Now that we have that taken care of, here are the comments, separated by person, although I'll not identify who made each comment. You wouldn't know the people in the critique group, at any rate. I won't put all the comments down, but copy completely the ones I feel sum up their opinions.
#1: I had trouble knowing what your thrust and purpose was. The way one should pray? It seemed there was a bit of anger here and it never became clear to me what caused it or what you were trying to accomplish by expressing it. So the questions not answered for me are "what?" and "Why?" It sounds as if you have a beef with mothers who don't pray as you do? Who use "Thy will be done?"
#2: The way this piece began, I thought you might circle back to the fires again.
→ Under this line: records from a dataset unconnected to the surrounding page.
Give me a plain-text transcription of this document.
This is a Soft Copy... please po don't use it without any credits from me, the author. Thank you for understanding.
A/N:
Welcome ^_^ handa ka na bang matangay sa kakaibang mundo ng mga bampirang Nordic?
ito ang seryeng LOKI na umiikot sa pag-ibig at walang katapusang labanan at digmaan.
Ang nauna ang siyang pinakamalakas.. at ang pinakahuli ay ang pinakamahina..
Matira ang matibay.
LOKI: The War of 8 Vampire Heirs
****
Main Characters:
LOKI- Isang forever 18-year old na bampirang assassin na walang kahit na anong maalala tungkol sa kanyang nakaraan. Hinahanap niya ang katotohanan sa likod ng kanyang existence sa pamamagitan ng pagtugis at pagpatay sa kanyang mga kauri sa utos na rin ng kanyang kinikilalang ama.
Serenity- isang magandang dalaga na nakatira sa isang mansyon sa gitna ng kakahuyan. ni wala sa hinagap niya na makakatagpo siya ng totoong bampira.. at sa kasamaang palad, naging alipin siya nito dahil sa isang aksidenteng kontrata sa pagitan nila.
It wasn't clear if you were making a commentary on the decision of the fire department, decision about not containing anything yet, etc. I think many mothers can connect with the selfish prayer part. It was jarring. The connection could be written to make it more clear.
#3: I think that spending time tooting your own horn dilutes the impact of your message.
#4: Awkward. Feels too long. Mixed messages. Are you trying to say selfishness is good or bad? Are you guilty or okay with being selfish? Not sure what you are trying to say.
#5: This is an emotional piece, but I'm not being drawn into it. The ending needs to be stronger. Define the purpose better. Are you criticizing the firefighters, or those who want to be them? Honoring them or mothers? What are you doing? Unclear.
#6: It's both personal and impersonal. I can't quite get the box into Hyde Park. So I recommend narrowing the viewport, more thoroughly correlating or juxtaposing firefighters and soldiers and assume a stance (even implicit) that someone's ox is being gored.
#7: Lacks focus and purpose. Cliched.
#8: Seems patronizing. Why don't you want them to be in harm's way? I'm not 100% sure how these two things connect—the fires and your sons—I was definitely left wanting clarity. It felt choppy and disconnected. It think it sounds a little callous given the immensity of the destruction in California. Maybe show some empathy... [this one goes on for a long time...]
#9: Abrupt. Lacks transition between its parts. Good emotional content.
#10: The problem with this piece is that it puts firefighters in a very negative light. I was in NY for 9/11. Here, the firefighter is not the hero anymore.
#11: I liked it.
#12: Very nice.
So, as you can see, ten out of twelve people didn't get it at all. Two others left their papers blank. I've spent a day and a half in a funk. Was it really that bad? Didn't anybody understand that I think the firefighters handle an almost impossible job that is so terrifying I couldn't imagine keeping my sanity if one of my sons was regularly going out trying to do it? That I admire the mothers with the courage to do so to the point that I regularly support them in my prayer life?
Maybe I'm just not good enough to be a writer. It makes me sad, but if ten out of fourteen writers don't get a simple piece like this, two only like it enough to write down a couple of words, and the other two just leave the pages blank, what am I to think?